Tuesday, November 17, 2009

Justice at Work: too optimistic?

Professor David Cingranelli, professor of political science at Binghamton University, got an “error’ report when he tried to leave a comment on my November 14 blog. He did finally get through by regular email with the following critique.
I’ve been thinking more generally about your arguments in your excellent new book, “Justice at Work: Globalization and the Human Rights of Workers.” I love the book, but I think you are way too optimistic about the potential of Corporate Social Responsibility, anti-sweatshop movements, personal boycotts, and fair traded goods movements as ways to deal with the most negative effects of globalization on workers.

I also think national policies like the [proposed] prohibition on spending taxpayer dollars for goods made by forced child labor make Americans feel good, but are similarly ineffective. There are few incentives for US politicians to enforce the provisions of laws such as these, and, more importantly, if the unethical producers of such goods don’t sell them here, they will sell them somewhere else.

Only international norms promulgated by the United Nations through the ILO and enforced by the World Bank and IMF can effectively solve these problems. IMF and World Bank leaders resist this idea. But, unlike the WTO, both of these institutions are Specialized Agencies of the United Nations, and the United Nations’ twin missions, according to its own charter, are to promote peace and human rights. No UN entity can say that the promotion of human rights is not part of its own mission. In your blog you have reported on some small steps taken by the World Bank towards this end, but much more remains to be done.

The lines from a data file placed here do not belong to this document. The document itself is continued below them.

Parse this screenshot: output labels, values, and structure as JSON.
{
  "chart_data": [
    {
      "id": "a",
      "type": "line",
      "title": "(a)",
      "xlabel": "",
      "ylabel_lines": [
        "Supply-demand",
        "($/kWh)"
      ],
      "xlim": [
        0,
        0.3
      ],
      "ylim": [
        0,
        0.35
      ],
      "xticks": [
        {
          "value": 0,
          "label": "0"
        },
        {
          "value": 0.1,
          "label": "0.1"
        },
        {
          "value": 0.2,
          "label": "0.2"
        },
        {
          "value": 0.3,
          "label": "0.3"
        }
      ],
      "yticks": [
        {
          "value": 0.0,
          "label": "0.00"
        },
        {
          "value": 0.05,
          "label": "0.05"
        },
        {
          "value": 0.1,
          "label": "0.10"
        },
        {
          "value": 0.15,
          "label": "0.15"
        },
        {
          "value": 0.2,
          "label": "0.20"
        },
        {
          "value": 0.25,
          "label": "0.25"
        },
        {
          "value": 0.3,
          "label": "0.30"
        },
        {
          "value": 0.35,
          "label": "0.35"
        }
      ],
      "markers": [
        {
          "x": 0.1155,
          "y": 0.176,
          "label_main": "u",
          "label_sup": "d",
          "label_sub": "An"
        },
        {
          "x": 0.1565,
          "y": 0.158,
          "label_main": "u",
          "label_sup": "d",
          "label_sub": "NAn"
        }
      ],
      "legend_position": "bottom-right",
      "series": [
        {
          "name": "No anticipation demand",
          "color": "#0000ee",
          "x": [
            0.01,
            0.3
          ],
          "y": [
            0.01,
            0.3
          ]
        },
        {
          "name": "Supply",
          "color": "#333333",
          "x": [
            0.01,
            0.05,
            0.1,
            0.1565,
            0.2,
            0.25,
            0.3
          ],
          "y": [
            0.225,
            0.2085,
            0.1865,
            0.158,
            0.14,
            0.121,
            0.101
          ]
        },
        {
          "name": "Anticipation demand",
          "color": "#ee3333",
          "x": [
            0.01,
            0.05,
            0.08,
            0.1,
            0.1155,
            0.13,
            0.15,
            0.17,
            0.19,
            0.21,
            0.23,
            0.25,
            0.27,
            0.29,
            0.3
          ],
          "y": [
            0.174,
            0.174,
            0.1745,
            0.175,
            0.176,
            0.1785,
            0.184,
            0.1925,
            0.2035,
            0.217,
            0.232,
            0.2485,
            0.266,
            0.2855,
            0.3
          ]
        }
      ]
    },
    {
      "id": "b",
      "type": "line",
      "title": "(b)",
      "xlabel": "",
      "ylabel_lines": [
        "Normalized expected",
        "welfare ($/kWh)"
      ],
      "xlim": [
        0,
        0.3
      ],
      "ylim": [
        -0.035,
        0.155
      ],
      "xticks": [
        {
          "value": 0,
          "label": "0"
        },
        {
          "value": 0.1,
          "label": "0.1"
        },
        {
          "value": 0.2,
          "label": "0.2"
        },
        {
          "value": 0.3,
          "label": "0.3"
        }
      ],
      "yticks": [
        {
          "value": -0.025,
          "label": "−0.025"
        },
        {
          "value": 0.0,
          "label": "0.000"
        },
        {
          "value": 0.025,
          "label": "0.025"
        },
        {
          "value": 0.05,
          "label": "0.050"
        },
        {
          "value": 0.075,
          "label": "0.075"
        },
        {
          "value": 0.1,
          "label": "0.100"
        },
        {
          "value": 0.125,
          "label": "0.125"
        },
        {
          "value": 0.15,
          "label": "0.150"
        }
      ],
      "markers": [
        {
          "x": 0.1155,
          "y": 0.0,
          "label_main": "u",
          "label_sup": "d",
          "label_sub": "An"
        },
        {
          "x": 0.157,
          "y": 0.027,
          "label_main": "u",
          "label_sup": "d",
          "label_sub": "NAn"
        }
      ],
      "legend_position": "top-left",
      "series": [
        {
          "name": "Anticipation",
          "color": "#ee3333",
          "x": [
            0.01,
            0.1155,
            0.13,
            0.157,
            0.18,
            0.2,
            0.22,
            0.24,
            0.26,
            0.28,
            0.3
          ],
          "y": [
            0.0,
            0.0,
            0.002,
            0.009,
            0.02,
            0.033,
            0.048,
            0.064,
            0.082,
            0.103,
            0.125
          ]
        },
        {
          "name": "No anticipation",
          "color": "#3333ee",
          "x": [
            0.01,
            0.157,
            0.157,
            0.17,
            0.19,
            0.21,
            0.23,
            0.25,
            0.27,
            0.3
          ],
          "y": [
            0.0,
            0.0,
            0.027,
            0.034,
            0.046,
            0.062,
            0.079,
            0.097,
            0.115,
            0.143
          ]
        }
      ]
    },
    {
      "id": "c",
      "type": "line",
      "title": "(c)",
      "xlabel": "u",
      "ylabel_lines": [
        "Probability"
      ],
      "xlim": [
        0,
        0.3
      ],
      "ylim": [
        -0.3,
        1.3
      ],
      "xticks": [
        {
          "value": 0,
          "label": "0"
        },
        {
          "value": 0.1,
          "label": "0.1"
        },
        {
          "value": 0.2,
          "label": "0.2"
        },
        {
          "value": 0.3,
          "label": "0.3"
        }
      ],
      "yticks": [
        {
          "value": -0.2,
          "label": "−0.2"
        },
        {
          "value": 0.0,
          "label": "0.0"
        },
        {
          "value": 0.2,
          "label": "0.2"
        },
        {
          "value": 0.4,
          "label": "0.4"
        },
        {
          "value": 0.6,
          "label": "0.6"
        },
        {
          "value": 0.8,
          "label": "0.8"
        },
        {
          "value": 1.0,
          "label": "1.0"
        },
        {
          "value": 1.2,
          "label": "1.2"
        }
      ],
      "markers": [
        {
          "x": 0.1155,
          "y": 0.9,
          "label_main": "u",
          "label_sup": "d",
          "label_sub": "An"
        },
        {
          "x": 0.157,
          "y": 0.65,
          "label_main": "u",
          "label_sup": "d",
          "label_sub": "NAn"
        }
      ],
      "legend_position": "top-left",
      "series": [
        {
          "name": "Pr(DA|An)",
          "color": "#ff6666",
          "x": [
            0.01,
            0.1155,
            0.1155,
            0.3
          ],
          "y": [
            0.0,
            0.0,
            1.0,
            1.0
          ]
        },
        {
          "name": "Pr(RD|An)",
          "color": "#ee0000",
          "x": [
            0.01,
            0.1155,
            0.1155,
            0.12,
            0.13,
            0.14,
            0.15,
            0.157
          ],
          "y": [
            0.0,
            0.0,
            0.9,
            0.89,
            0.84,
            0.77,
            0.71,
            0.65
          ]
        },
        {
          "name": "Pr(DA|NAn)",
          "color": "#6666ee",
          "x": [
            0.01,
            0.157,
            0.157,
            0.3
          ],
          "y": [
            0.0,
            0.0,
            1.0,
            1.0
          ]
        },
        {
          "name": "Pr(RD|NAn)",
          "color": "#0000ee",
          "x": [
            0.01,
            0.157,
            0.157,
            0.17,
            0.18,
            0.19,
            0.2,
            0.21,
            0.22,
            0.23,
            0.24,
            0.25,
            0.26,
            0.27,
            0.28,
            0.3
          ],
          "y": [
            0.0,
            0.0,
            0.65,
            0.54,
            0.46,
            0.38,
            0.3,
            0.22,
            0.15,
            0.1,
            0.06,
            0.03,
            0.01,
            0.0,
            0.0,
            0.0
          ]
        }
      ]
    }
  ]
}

Current policies of the IMF and World Bank are actually leading to reduced government respect for a wide range of human rights around the world. This fact is well documented in my recent book with Rodwan Abouharb, Human Rights and Structural Adjustment (Cambridge University Press, 2007).

Chapter 9 presents the results of a global, comparative study showing that, other things being equal, the longer a developing country has been under structural adjustment programs, the worse its respect for workers’ rights including freedom of association and collective bargaining.

Thank you for providing so much good information about the effects of globalization on the most vulnerable of the world’s workers. While I disagree with some of your opinions, your voice has helped me refine my own thoughts about this important subject.

-- David Cingranelli, professor of political science, Binghamton University.

(An undergraduate class of his had a two-week, six-hour discussion of Justice of Work.)